Hold your horses! The day John L. Sullivan was nearly killed by a runaway nag
The great John L Sullivan was a pal and admirer of the mighty little ring warrior Terry McGovern - but the friendship almost cost him his life.
The retired Boston Strong Boy befriended 'Terrible' Terry as the youngster rampaged through the bantamweight and featherweight divisions in the late 19th and early 20th century.
McGovern battered his way to world titles in both classes, in 1899 and 1900 respectively, and in his pomp was renowned for a hard-hitting, fast and aggressive style which overwhelmed opponents.
It’s easy to see why the no-nonsense heavyweight icon took a shine to the fearless pocket dynamo - particularly as some newspapers described 5ft 3in tall McGovern as a miniature Sullivan.
But the admiration nearly had catastrophic consequences one cold and snowy day in Connecticut when he hired a horse and sleigh and set off to go and visit his young friend at his training camp.
Amid chaotic scenes the horse broke free from the sleigh, heaving Sullivan into the air and then dragging the burly ex-champion at high speed along the road on his belly when he stubbornly refused to relinquish the reins.
The drama only ended when Sullivan hurtled into a snowdrift in front of horrified onlookers who were convinced he must be dead - but the ageing fight veteran somehow survived unscathed.
The incident was revealed by sportswriter Bob Edgren in the New York Evening World newspaper following McGovern’s death in February 1918.
It’s not clear exactly when it happened but it occurred at some point when McGovern was getting into shape at the noted Bond’s Dock training camp on the Housatonic River at Stratford which was run by mustachioed former schooner captain John C Bond.
Edgren said: “Terry McGovern and John L Sullivan were great friends.

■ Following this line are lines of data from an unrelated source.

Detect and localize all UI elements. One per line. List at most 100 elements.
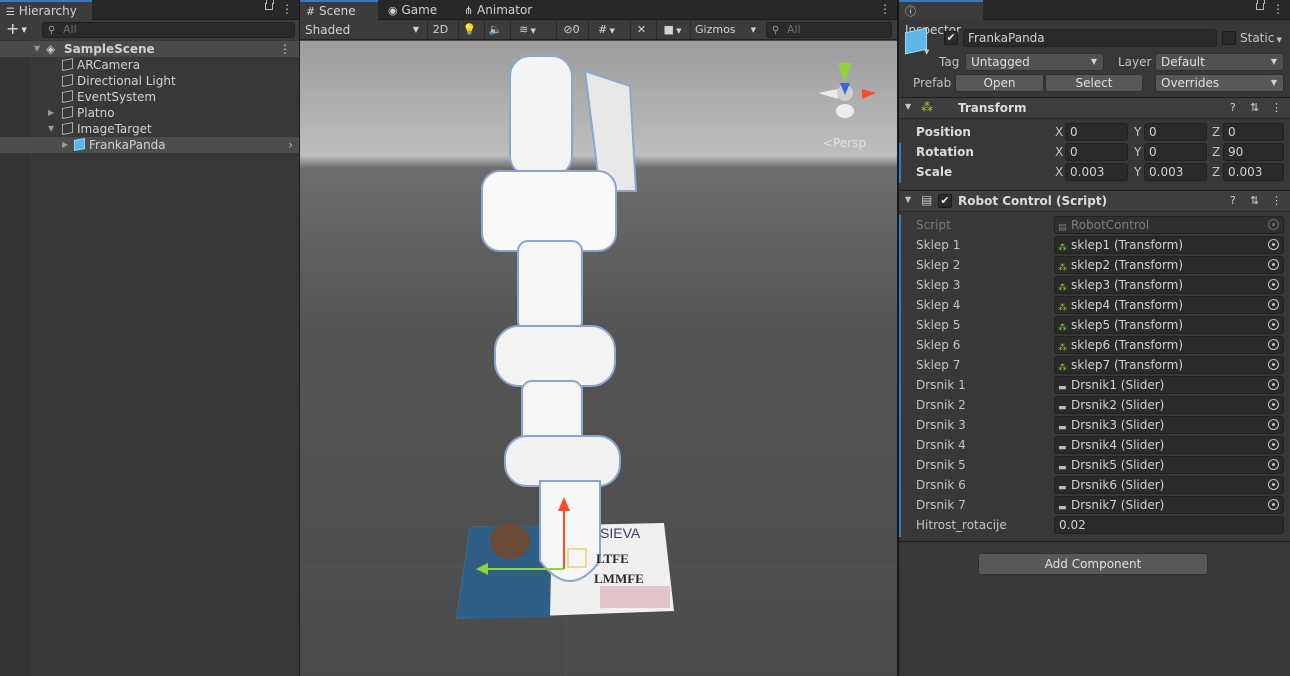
foldout-closed-icon[interactable]: ▶ bbox=[48, 105, 54, 121]
object-reference-field[interactable]: ▬ Drsnik6 (Slider) bbox=[1054, 476, 1284, 494]
layer-dropdown[interactable]: Default ▼ bbox=[1155, 53, 1284, 71]
hierarchy-item-platno[interactable]: ▶ Platno bbox=[0, 105, 299, 121]
prefab-select-button[interactable]: Select bbox=[1045, 74, 1143, 92]
hierarchy-item-frankapanda[interactable]: ▶ FrankaPanda › bbox=[0, 137, 299, 153]
chevron-right-icon[interactable]: › bbox=[288, 137, 293, 153]
toggle-2d-button[interactable]: 2D bbox=[427, 21, 453, 39]
rotation-z-field[interactable]: 90 bbox=[1223, 143, 1284, 161]
object-reference-field[interactable]: ⁂ sklep3 (Transform) bbox=[1054, 276, 1284, 294]
static-checkbox[interactable] bbox=[1222, 31, 1236, 45]
foldout-closed-icon[interactable]: ▶ bbox=[62, 137, 68, 153]
tools-toggle[interactable]: ✕ bbox=[630, 21, 652, 39]
hierarchy-item-arcamera[interactable]: ARCamera bbox=[0, 57, 299, 73]
object-reference-field[interactable]: ⁂ sklep1 (Transform) bbox=[1054, 236, 1284, 254]
prefab-overrides-dropdown[interactable]: Overrides ▼ bbox=[1155, 74, 1284, 92]
object-picker-icon[interactable] bbox=[1268, 459, 1279, 470]
object-reference-field[interactable]: ▬ Drsnik3 (Slider) bbox=[1054, 416, 1284, 434]
scale-y-field[interactable]: 0.003 bbox=[1144, 163, 1207, 181]
hierarchy-search-input[interactable]: ⚲ All bbox=[42, 22, 295, 38]
object-picker-icon[interactable] bbox=[1268, 439, 1279, 450]
static-dropdown[interactable]: Static ▼ bbox=[1240, 31, 1282, 47]
robot-control-header[interactable]: ▼ ▤ ✔ Robot Control (Script) ? ⇅ ⋮ bbox=[899, 190, 1290, 212]
object-reference-field[interactable]: ▬ Drsnik5 (Slider) bbox=[1054, 456, 1284, 474]
object-picker-icon[interactable] bbox=[1268, 319, 1279, 330]
add-button[interactable]: + ▼ bbox=[6, 20, 27, 39]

Sullivan always liked a fighter who had no fear. Lack of fear made McGovern great.
“It was Terry who first told me the story about a visit of John L Sullivan’s to Terry’s training quarters at Captain Bond’s place near Bridgeport.
“The story amused Terry. He laughed and chuckled during the telling.”
According to Edgren, McGovern recalled: “John L. heard I was training at Captain Bond’s and he started out to see me.
“John hired a sleigh at a livery stable and drove down the street. When he’d gone a little way the tugs broke and the horse went out of the shafts, leaving the sleigh behind.
“John had the reins wrapped around his wrists and the horse pulled him over the dashboard and dragged him through the snow.
“Then the horse got scared and ran away. John slid along the snow on his belly until he stuck in a big drift and the horse stopped.
“A lot of guys ran up. They thought John was killed. After they dragged him out and stood him up on his feet and found he wasn’t hurt somebody asked him why he didn’t let go.
“’Let go hell!’, says John, ‘I never let go!’ And he got his horse harnessed and came along to Bond’s.
“He told me about it himself and he told me never to let go either.”
Edgren added: “Terry didn’t need the advice - he never ‘let go’ in a fight in his life.”
Sullivan appears to have suffered no long term effects from his experience but it’s interesting to note what one former opponent once said of him.
Renowned old-time middleweight 'Professor' Mike Donovan, who had his nose broken in an exhibition bout with a young, up and coming Sullivan, said: “It wasn’t boxing. It was like being hit by a runaway horse.”
What a cruel irony it would have been if the man whose style of fighting was likened to a runaway horse had met a premature end at the hands of one.